Sex Still Important in Middle Age: Survey
Sexual health is still an important element of quality of life, even after age 45, a new AARP survey finds.
The research involving almost 1,700 adults 45 and older revealed that:
- Sixty percent of the respondents said sexual activity was a critical part of a good relationship, versus 55 percent in a comparable 1999 survey.
- Sixty-three percent of men and women with partners described themselves as "extremely" or "somewhat" satisfied with their sex lives. At the same time, nearly one-third ranked their sex lives as somewhere between "yawn" and "bloody awful."
- More than twice as many men as in 1999 (22 percent vs. 10 percent) said they used some type of drug or treatment to address sexual performance problems.

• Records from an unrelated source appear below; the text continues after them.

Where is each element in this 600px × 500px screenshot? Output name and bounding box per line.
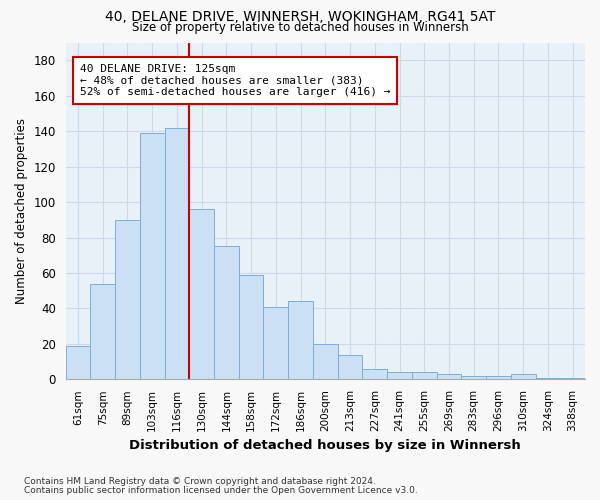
Bar bbox=[115, 220, 140, 380]
Text: Contains public sector information licensed under the Open Government Licence v3: Contains public sector information licen… bbox=[24, 486, 418, 495]
Bar bbox=[362, 368, 387, 380]
Bar bbox=[387, 372, 412, 380]
Bar bbox=[239, 274, 263, 380]
Bar bbox=[536, 378, 560, 380]
Y-axis label: Number of detached properties: Number of detached properties bbox=[15, 118, 28, 304]
Bar bbox=[164, 128, 190, 380]
Bar bbox=[214, 246, 239, 380]
Bar bbox=[65, 346, 91, 380]
Bar bbox=[190, 209, 214, 380]
Text: 40 DELANE DRIVE: 125sqm
← 48% of detached houses are smaller (383)
52% of semi-d: 40 DELANE DRIVE: 125sqm ← 48% of detache… bbox=[80, 64, 391, 97]
Bar bbox=[437, 374, 461, 380]
Bar bbox=[140, 133, 164, 380]
Bar bbox=[486, 376, 511, 380]
Bar bbox=[412, 372, 437, 380]
X-axis label: Distribution of detached houses by size in Winnersh: Distribution of detached houses by size … bbox=[130, 440, 521, 452]
Bar bbox=[338, 354, 362, 380]
Bar bbox=[91, 284, 115, 380]
Bar bbox=[560, 378, 585, 380]
Bar bbox=[461, 376, 486, 380]
Bar bbox=[288, 302, 313, 380]
Text: Size of property relative to detached houses in Winnersh: Size of property relative to detached ho… bbox=[131, 22, 469, 35]
Bar bbox=[511, 374, 536, 380]
Bar bbox=[313, 344, 338, 380]
Text: 40, DELANE DRIVE, WINNERSH, WOKINGHAM, RG41 5AT: 40, DELANE DRIVE, WINNERSH, WOKINGHAM, R… bbox=[105, 10, 495, 24]
Bar bbox=[263, 306, 288, 380]
Text: Contains HM Land Registry data © Crown copyright and database right 2024.: Contains HM Land Registry data © Crown c… bbox=[24, 477, 376, 486]
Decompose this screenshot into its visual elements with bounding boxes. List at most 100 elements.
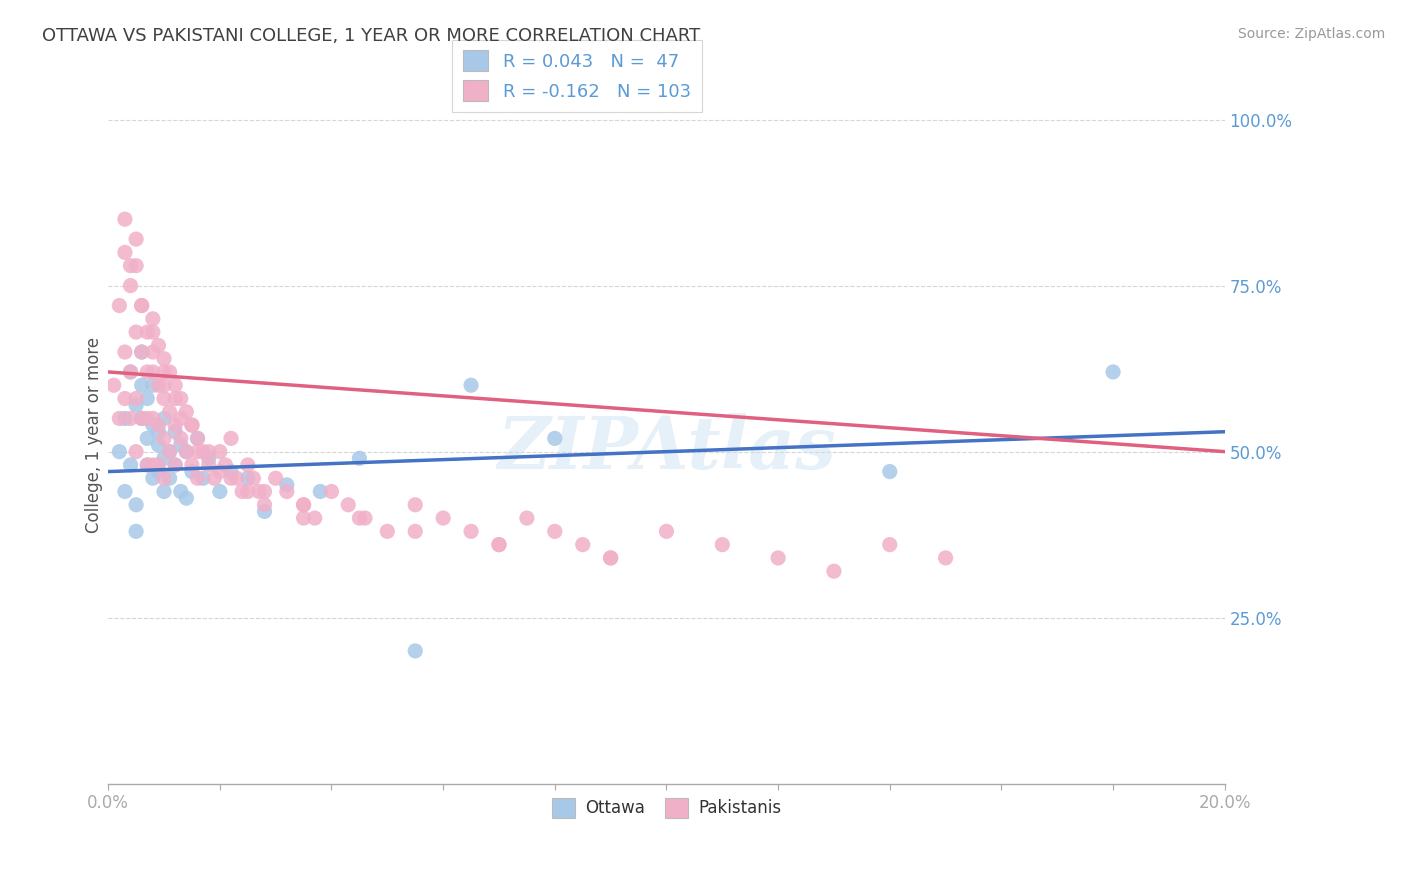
Point <box>337 498 360 512</box>
Point <box>165 378 187 392</box>
Point <box>304 511 326 525</box>
Point <box>120 278 142 293</box>
Point <box>131 411 153 425</box>
Point <box>219 431 242 445</box>
Point <box>125 524 148 539</box>
Point <box>125 259 148 273</box>
Point <box>935 550 957 565</box>
Point <box>170 392 193 406</box>
Point <box>131 345 153 359</box>
Point <box>131 299 153 313</box>
Point <box>148 418 170 433</box>
Point <box>165 458 187 472</box>
Point <box>349 451 371 466</box>
Text: ZIPAtlas: ZIPAtlas <box>498 414 835 484</box>
Point <box>276 478 298 492</box>
Point <box>120 259 142 273</box>
Point <box>176 491 198 505</box>
Point <box>186 471 208 485</box>
Point <box>191 444 214 458</box>
Point <box>125 498 148 512</box>
Point <box>153 451 176 466</box>
Point <box>148 425 170 439</box>
Point <box>544 524 567 539</box>
Point <box>460 378 482 392</box>
Point <box>136 325 159 339</box>
Point <box>321 484 343 499</box>
Point <box>159 405 181 419</box>
Point <box>159 471 181 485</box>
Point <box>148 465 170 479</box>
Point <box>125 232 148 246</box>
Point <box>142 378 165 392</box>
Point <box>153 431 176 445</box>
Point <box>108 411 131 425</box>
Point <box>170 431 193 445</box>
Point <box>103 378 125 392</box>
Point <box>488 538 510 552</box>
Point <box>114 245 136 260</box>
Point <box>136 458 159 472</box>
Point <box>125 392 148 406</box>
Point <box>148 438 170 452</box>
Point <box>153 365 176 379</box>
Point <box>165 392 187 406</box>
Point <box>176 405 198 419</box>
Point <box>148 338 170 352</box>
Point <box>181 418 204 433</box>
Point <box>309 484 332 499</box>
Point <box>208 484 231 499</box>
Point <box>170 484 193 499</box>
Point <box>1102 365 1125 379</box>
Point <box>142 345 165 359</box>
Point <box>655 524 678 539</box>
Point <box>181 465 204 479</box>
Point <box>214 458 236 472</box>
Point <box>136 365 159 379</box>
Point <box>231 484 253 499</box>
Legend: Ottawa, Pakistanis: Ottawa, Pakistanis <box>546 791 787 824</box>
Y-axis label: College, 1 year or more: College, 1 year or more <box>86 337 103 533</box>
Point <box>766 550 789 565</box>
Point <box>159 444 181 458</box>
Point <box>142 458 165 472</box>
Point <box>276 484 298 499</box>
Point <box>197 444 219 458</box>
Point <box>181 418 204 433</box>
Point <box>142 411 165 425</box>
Point <box>120 411 142 425</box>
Point <box>202 471 225 485</box>
Point <box>208 465 231 479</box>
Point <box>148 378 170 392</box>
Point <box>125 444 148 458</box>
Point <box>404 498 426 512</box>
Point <box>292 511 315 525</box>
Point <box>142 418 165 433</box>
Point <box>142 325 165 339</box>
Point <box>186 431 208 445</box>
Text: Source: ZipAtlas.com: Source: ZipAtlas.com <box>1237 27 1385 41</box>
Point <box>236 458 259 472</box>
Text: OTTAWA VS PAKISTANI COLLEGE, 1 YEAR OR MORE CORRELATION CHART: OTTAWA VS PAKISTANI COLLEGE, 1 YEAR OR M… <box>42 27 700 45</box>
Point <box>153 411 176 425</box>
Point <box>165 458 187 472</box>
Point <box>120 365 142 379</box>
Point <box>544 431 567 445</box>
Point <box>136 431 159 445</box>
Point <box>131 378 153 392</box>
Point <box>236 471 259 485</box>
Point <box>253 504 276 518</box>
Point <box>170 438 193 452</box>
Point <box>153 351 176 366</box>
Point <box>197 458 219 472</box>
Point <box>165 425 187 439</box>
Point <box>142 311 165 326</box>
Point <box>242 471 264 485</box>
Point <box>292 498 315 512</box>
Point <box>225 471 247 485</box>
Point <box>349 511 371 525</box>
Point <box>153 484 176 499</box>
Point <box>159 365 181 379</box>
Point <box>599 550 621 565</box>
Point <box>170 411 193 425</box>
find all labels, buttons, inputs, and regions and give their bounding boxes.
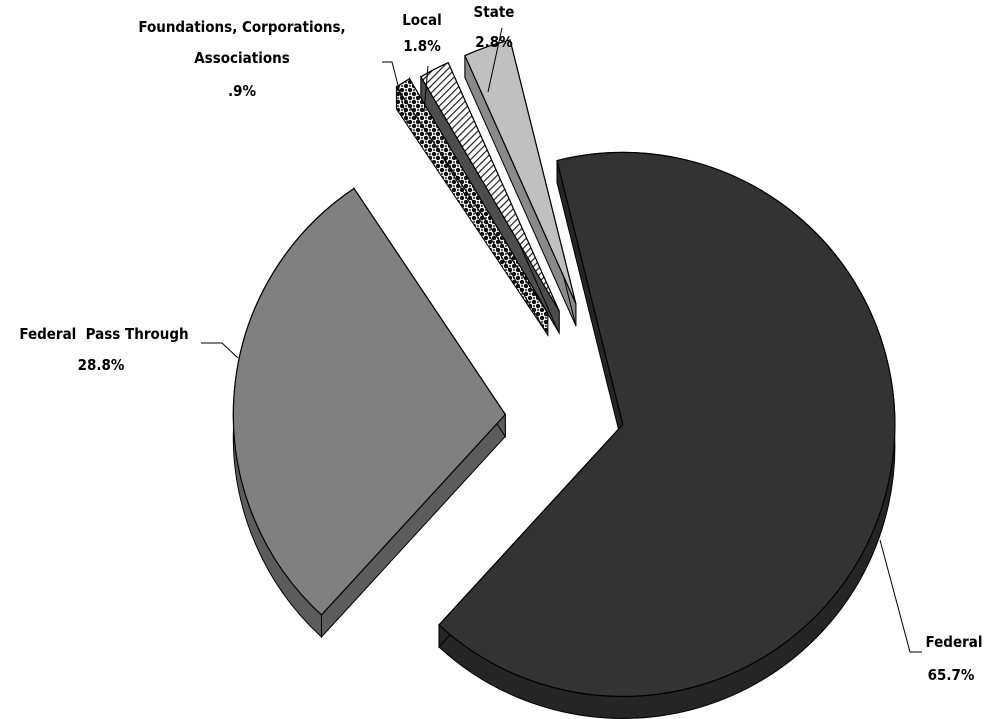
leader-line-federal xyxy=(879,539,922,653)
label-foundations-line1: Foundations, Corporations, xyxy=(138,18,345,36)
label-local-value: 1.8% xyxy=(403,37,441,55)
label-pass-through-name: Federal Pass Through xyxy=(19,325,188,343)
pie-slice-federal xyxy=(438,151,896,698)
label-foundations-value: .9% xyxy=(228,82,257,100)
leader-line-state xyxy=(487,27,503,93)
label-federal-name: Federal xyxy=(926,633,983,651)
leader-line-foundations xyxy=(382,61,409,125)
pie-slice-federal-pass-through xyxy=(232,187,507,616)
label-state-name: State xyxy=(474,3,515,21)
pie-slice-state xyxy=(464,39,577,305)
label-pass-through-value: 28.8% xyxy=(78,356,125,374)
pie-slice-foundations-corporations-associations xyxy=(395,77,549,314)
leader-line-pass-through xyxy=(201,342,239,359)
pie-slice-local xyxy=(420,61,560,312)
label-local-name: Local xyxy=(402,11,442,29)
label-foundations-line2: Associations xyxy=(194,49,290,67)
leader-line-local xyxy=(423,65,429,113)
label-state-value: 2.8% xyxy=(475,33,513,51)
label-federal-value: 65.7% xyxy=(928,666,975,684)
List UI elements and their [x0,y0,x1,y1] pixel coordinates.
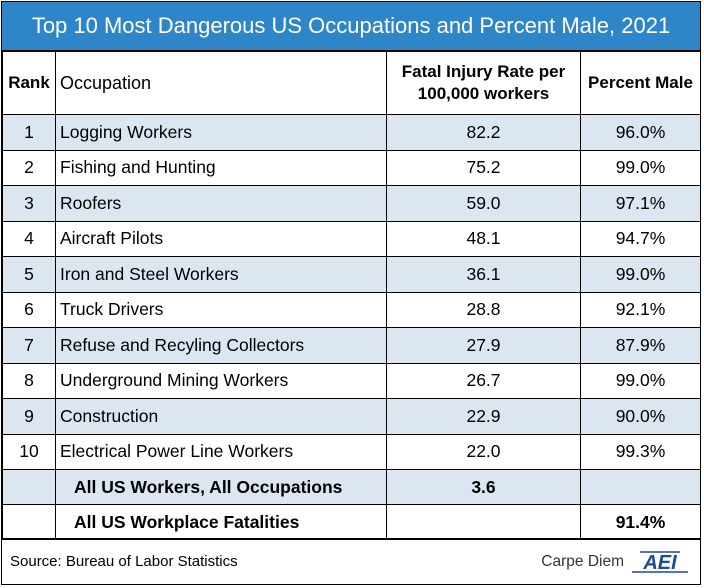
percent-male-cell: 87.9% [580,327,701,364]
header-rate-line2: 100,000 workers [417,84,550,103]
source-note: Source: Bureau of Labor Statistics [10,553,238,570]
total-label-cell: All US Workers, All Occupations [55,469,387,505]
chart-title: Top 10 Most Dangerous US Occupations and… [2,2,700,51]
table-row: 3 Roofers 59.0 97.1% [2,185,701,222]
header-rate-line1: Fatal Injury Rate per [401,62,566,81]
occupation-cell: Truck Drivers [55,291,387,328]
logo-text: AEI [642,552,677,574]
table-row: 9 Construction 22.9 90.0% [2,398,701,435]
percent-male-cell: 92.1% [580,291,701,328]
occupation-cell: Iron and Steel Workers [55,256,387,293]
rank-cell: 7 [2,327,56,364]
total-row: All US Workers, All Occupations 3.6 [2,469,701,505]
rate-cell: 82.2 [386,114,581,151]
rank-cell: 2 [2,149,56,186]
footer: Source: Bureau of Labor Statistics Carpe… [2,538,700,584]
occupation-cell: Logging Workers [55,114,387,151]
rank-cell: 6 [2,291,56,328]
total-row: All US Workplace Fatalities 91.4% [2,504,701,540]
percent-male-cell: 99.0% [580,362,701,399]
table-row: 6 Truck Drivers 28.8 92.1% [2,291,701,328]
brand-name: Carpe Diem [541,553,624,570]
total-percent-male-cell [580,469,701,505]
percent-male-cell: 94.7% [580,220,701,257]
occupation-cell: Construction [55,398,387,435]
occupation-cell: Fishing and Hunting [55,149,387,186]
total-label-cell: All US Workplace Fatalities [55,504,387,540]
table-body: 1 Logging Workers 82.2 96.0% 2 Fishing and Hu… [2,114,701,540]
rate-cell: 27.9 [386,327,581,364]
rank-cell: 3 [2,185,56,222]
rank-cell: 4 [2,220,56,257]
rate-cell: 28.8 [386,291,581,328]
rate-cell: 75.2 [386,149,581,186]
table-row: 5 Iron and Steel Workers 36.1 99.0% [2,256,701,293]
percent-male-cell: 96.0% [580,114,701,151]
table-row: 10 Electrical Power Line Workers 22.0 99.3% [2,433,701,470]
total-rank-cell [2,469,56,505]
percent-male-cell: 90.0% [580,398,701,435]
total-rate-cell [386,504,581,540]
rate-cell: 48.1 [386,220,581,257]
total-percent-male-cell: 91.4% [580,504,701,540]
header-rank: Rank [2,51,56,115]
percent-male-cell: 99.0% [580,149,701,186]
rate-cell: 22.0 [386,433,581,470]
table-row: 2 Fishing and Hunting 75.2 99.0% [2,149,701,186]
header-row: Rank Occupation Fatal Injury Rate per 10… [2,51,701,115]
header-fatal-injury-rate: Fatal Injury Rate per 100,000 workers [386,51,581,115]
rate-cell: 36.1 [386,256,581,293]
occupation-cell: Underground Mining Workers [55,362,387,399]
brand: Carpe Diem AEI [541,549,690,575]
header-occupation: Occupation [55,51,387,115]
rate-cell: 26.7 [386,362,581,399]
header-percent-male: Percent Male [580,51,701,115]
rank-cell: 10 [2,433,56,470]
occupation-cell: Refuse and Recyling Collectors [55,327,387,364]
table-row: 1 Logging Workers 82.2 96.0% [2,114,701,151]
rank-cell: 8 [2,362,56,399]
table-row: 4 Aircraft Pilots 48.1 94.7% [2,220,701,257]
rate-cell: 22.9 [386,398,581,435]
occupation-cell: Electrical Power Line Workers [55,433,387,470]
occupation-cell: Roofers [55,185,387,222]
occupation-cell: Aircraft Pilots [55,220,387,257]
occupation-table: Rank Occupation Fatal Injury Rate per 10… [2,51,701,540]
aei-logo: AEI [632,551,688,574]
total-rate-cell: 3.6 [386,469,581,505]
rank-cell: 1 [2,114,56,151]
rank-cell: 5 [2,256,56,293]
rank-cell: 9 [2,398,56,435]
table-row: 8 Underground Mining Workers 26.7 99.0% [2,362,701,399]
percent-male-cell: 97.1% [580,185,701,222]
percent-male-cell: 99.0% [580,256,701,293]
rate-cell: 59.0 [386,185,581,222]
table-row: 7 Refuse and Recyling Collectors 27.9 87.9% [2,327,701,364]
percent-male-cell: 99.3% [580,433,701,470]
total-rank-cell [2,504,56,540]
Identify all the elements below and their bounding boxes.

The latest survey was conducted by telephone and mail during March and April 2004, AARP said.
Fast-Track Drug Approval System 'Broken': Report
Pharmaceutical companies are using the U.S. Food and Drug Administration's fast-track approval system to get drugs on the market without fully demonstrating their safety or effectiveness, says a congressional report to be released Wednesday.
The report said drug makers that receive fast-track approval from the FDA often don't keep their promises to conduct complete field trials and other studies after the drugs go on the market, the Los Angeles Times reported.
The fast-track system appears to be "broken and failing to ensure patient safety," said the report. The system, which makes new drugs quickly available to treat life-threatening illnesses, was created largely in response to the AIDS epidemic.
The system enables drug companies to get drugs approved after an abbreviated series of clinical trials. But the fast-track approvals require the companies to complete more thorough studies, as they would for any other new drug, the Times reported.
However, the report said that of the 91 studies that drug companies have pledged to conduct since the fast-track system was instituted in 1992, 42 have not been completed. Of those 42, half have not even been started, the newspaper said.
Drugs approved through the fast-track process can be sold without warnings or special restrictions and patients may not be aware that they're taking drugs that are still under study, the Times reported.
The congressional report was prepared by the staff of Rep. Edward J. Markey, D-Mass.
In response to the report, a pharmaceutical industry trade group said there's no evidence that the fast-track system has resulted in an increase in drug recalls.
Gallstone Drug May Reduce Colon Cancer Risk
A drug called ursodeoxycholic acid (UDCA) that's commonly used to treat gallstones may benefit people at high risk for colon cancer, says a University of Arizona study.
The study found that UCDA reduced the risk of dangerous precancerous growths in the bowel by nearly 40 percent, the Associated Press reported.
The findings were published Tuesday in the Journal of the National Cancer Institute.
"What we have is a drug that is commercially available, being used regularly, that is now an option for patients who are at very high risk for colon cancer," researcher Dr. David S. Alberts, director of the Arizona Cancer Center, told the AP.
The study results mean that UDCA may be added to the list of nontoxic agents, including calcium and aspirin, with a proven ability to reduce colon cancer risk, the news service reported.